Faites ce qu'il y a de mieux (et non la seconde meilleure chose) : attendre que survienne l'emploi idéal est la meilleure façon d'être perpétuellement au chômage. Au lieu de cela, identifiez et choisissez la meilleure option disponible et faites-en un chemin vers une option encore meilleure. N'oubliez pas que vous n'avez pas à atteindre tous les objectifs dans un même emploi. Mon CV pourrait être présenté comme un plan bien tracé, mais ce serait faux. En fait, c'est davantage un parcours en zigzag qui a suivi les meilleures opportunités existant à l'époque.

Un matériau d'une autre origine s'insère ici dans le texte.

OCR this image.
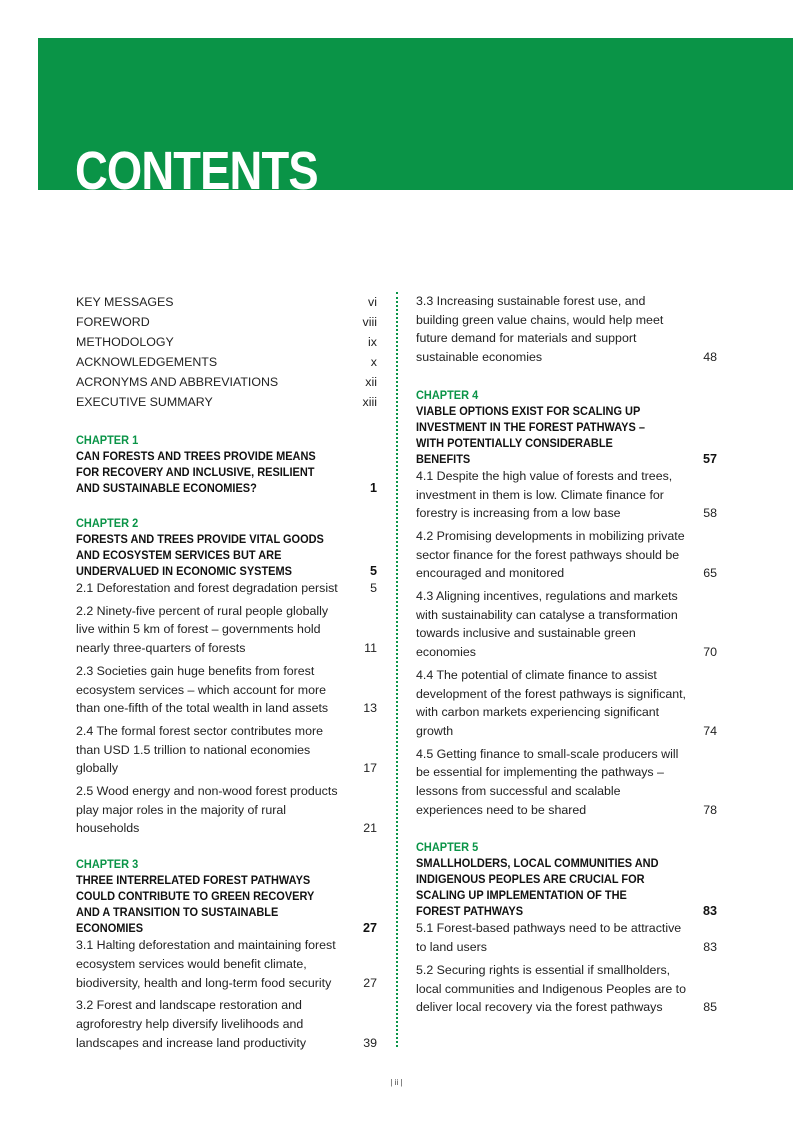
CONTENTS
KEY MESSAGES	vi
FOREWORD	viii
METHODOLOGY	ix
ACKNOWLEDGEMENTS	x
ACRONYMS AND ABBREVIATIONS	xii
EXECUTIVE SUMMARY	xiii
CHAPTER 1
CAN FORESTS AND TREES PROVIDE MEANS FOR RECOVERY AND INCLUSIVE, RESILIENT AND SUSTAINABLE ECONOMIES?	1
CHAPTER 2
FORESTS AND TREES PROVIDE VITAL GOODS AND ECOSYSTEM SERVICES BUT ARE UNDERVALUED IN ECONOMIC SYSTEMS	5
2.1 Deforestation and forest degradation persist	5
2.2 Ninety-five percent of rural people globally live within 5 km of forest – governments hold nearly three-quarters of forests	11
2.3 Societies gain huge benefits from forest ecosystem services – which account for more than one-fifth of the total wealth in land assets	13
2.4 The formal forest sector contributes more than USD 1.5 trillion to national economies globally	17
2.5 Wood energy and non-wood forest products play major roles in the majority of rural households	21
CHAPTER 3
THREE INTERRELATED FOREST PATHWAYS COULD CONTRIBUTE TO GREEN RECOVERY AND A TRANSITION TO SUSTAINABLE ECONOMIES	27
3.1 Halting deforestation and maintaining forest ecosystem services would benefit climate, biodiversity, health and long-term food security	27
3.2 Forest and landscape restoration and agroforestry help diversify livelihoods and landscapes and increase land productivity	39
3.3 Increasing sustainable forest use, and building green value chains, would help meet future demand for materials and support sustainable economies	48
CHAPTER 4
VIABLE OPTIONS EXIST FOR SCALING UP INVESTMENT IN THE FOREST PATHWAYS – WITH POTENTIALLY CONSIDERABLE BENEFITS	57
4.1 Despite the high value of forests and trees, investment in them is low. Climate finance for forestry is increasing from a low base	58
4.2 Promising developments in mobilizing private sector finance for the forest pathways should be encouraged and monitored	65
4.3 Aligning incentives, regulations and markets with sustainability can catalyse a transformation towards inclusive and sustainable green economies	70
4.4 The potential of climate finance to assist development of the forest pathways is significant, with carbon markets experiencing significant growth	74
4.5 Getting finance to small-scale producers will be essential for implementing the pathways – lessons from successful and scalable experiences need to be shared	78
CHAPTER 5
SMALLHOLDERS, LOCAL COMMUNITIES AND INDIGENOUS PEOPLES ARE CRUCIAL FOR SCALING UP IMPLEMENTATION OF THE FOREST PATHWAYS	83
5.1 Forest-based pathways need to be attractive to land users	83
5.2 Securing rights is essential if smallholders, local communities and Indigenous Peoples are to deliver local recovery via the forest pathways	85
| ii |
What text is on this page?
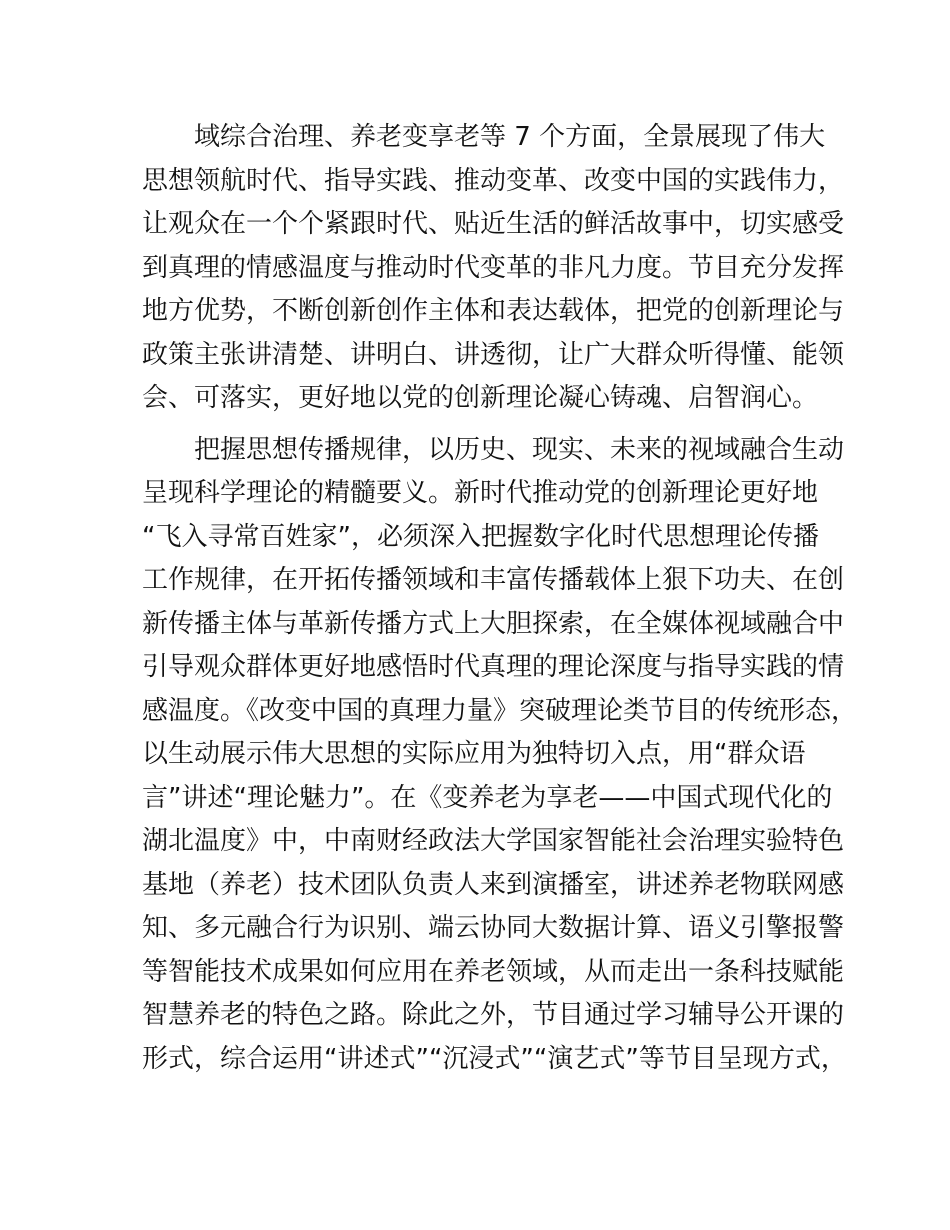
域综合治理、养老变享老等 7 个方面，全景展现了伟大
思想领航时代、指导实践、推动变革、改变中国的实践伟力，
让观众在一个个紧跟时代、贴近生活的鲜活故事中，切实感受
到真理的情感温度与推动时代变革的非凡力度。节目充分发挥
地方优势，不断创新创作主体和表达载体，把党的创新理论与
政策主张讲清楚、讲明白、讲透彻，让广大群众听得懂、能领
会、可落实，更好地以党的创新理论凝心铸魂、启智润心。

把握思想传播规律，以历史、现实、未来的视域融合生动
呈现科学理论的精髓要义。新时代推动党的创新理论更好地
“飞入寻常百姓家”，必须深入把握数字化时代思想理论传播
工作规律，在开拓传播领域和丰富传播载体上狠下功夫、在创
新传播主体与革新传播方式上大胆探索，在全媒体视域融合中
引导观众群体更好地感悟时代真理的理论深度与指导实践的情
感温度。《改变中国的真理力量》突破理论类节目的传统形态，
以生动展示伟大思想的实际应用为独特切入点，用“群众语
言”讲述“理论魅力”。在《变养老为享老——中国式现代化的
湖北温度》中，中南财经政法大学国家智能社会治理实验特色
基地（养老）技术团队负责人来到演播室，讲述养老物联网感
知、多元融合行为识别、端云协同大数据计算、语义引擎报警
等智能技术成果如何应用在养老领域，从而走出一条科技赋能
智慧养老的特色之路。除此之外，节目通过学习辅导公开课的
形式，综合运用“讲述式”“沉浸式”“演艺式”等节目呈现方式，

Aussi injuste que cela puisse paraître, les personnes défavorisées doivent travailler plus dur : que l'on soit des femmes, des minorités ou des groupes ethniques défavorisés, on doit travailler plus dur pour prouver sa valeur. Mes mentors les plus importants, au Sénat, au Service diplomatique et au Corps de la paix, savaient tous que j'aurais fait n'importe quoi pour accomplir un travail et qu'ils feraient, à leur tour, bonne impression. Un de mes plus gros défis a été de régler un désordre administratif dont j'avais hérité en tant que directrice pays du Corps de la paix au Cameroun, alors que je n'avais aucune expérience ni formation en gestion. Le personnel s'est mobilisé et nous avons fini par tout démêler ; mais il nous a fallu faire davantage d'efforts.
Mieux vaut l'humour que la colère : au début, quand on présumait que j'étais un homme parce que j'avais « Dr » devant mon nom, ou que j'étais la secrétaire ou la maîtresse du collègue avec lequel je me déplaçais, cela me rendait furieuse. Mais j'ai vite appris, en particulier en traitant avec les hommes qui avaient des préjugés de par leur formation plutôt que de par leur volonté, que si j'arrivais à rire gentiment d'eux et finalement avec eux, le changement désiré était bien plus acceptable. Et on s'amusait davantage.
Amusez-vous bien, mais réglez vos factures : c'est le thème qu'a retenu mon père pour le discours qu'il a présenté à ma classe en 1963, à l'occasion de la remise des diplômes d'études secondaires. Il est indispensable d'aimer le fond même de ce que l'on fait, car cela permet de surmonter les difficultés. Mais il est également essentiel de « régler ses factures » en termes d'argent, de références et de loyauté envers ceux qui vous soutiennent. Le fait d'être directrice générale du Bureau régional du Centre de recherches pour le développement international (CRDI) m'a donné l'occasion de faire montre de ces dispositions, car ce poste a été le plus gratifiant et le plus dur que j'aie jamais eu.
Beaucoup de femmes, aujourd'hui, sont confrontées à des situations difficiles quant à des choix qui se présentent à elles. Contrairement à ce qui se passait à mon époque, elles disposent d'une multitude de possibilités, professionnelles et personnelles. Mais personne ne peut tout faire à la fois. Les principes que je viens de mentionner peuvent aider, mais plus que tout, faites ce que vous aimez et sachez que vous n'avez pas à tout faire maintenant ; vous pouvez le faire par étapes. Heureusement, il y a toujours une autre montagne à gravir et une autre vue à admirer.
Le Dr Constance Freeman est une ancienne directrice régionale du Centre de recherches pour le développement international (CRDI), au Bureau régional pour l'Afrique orientale et australe.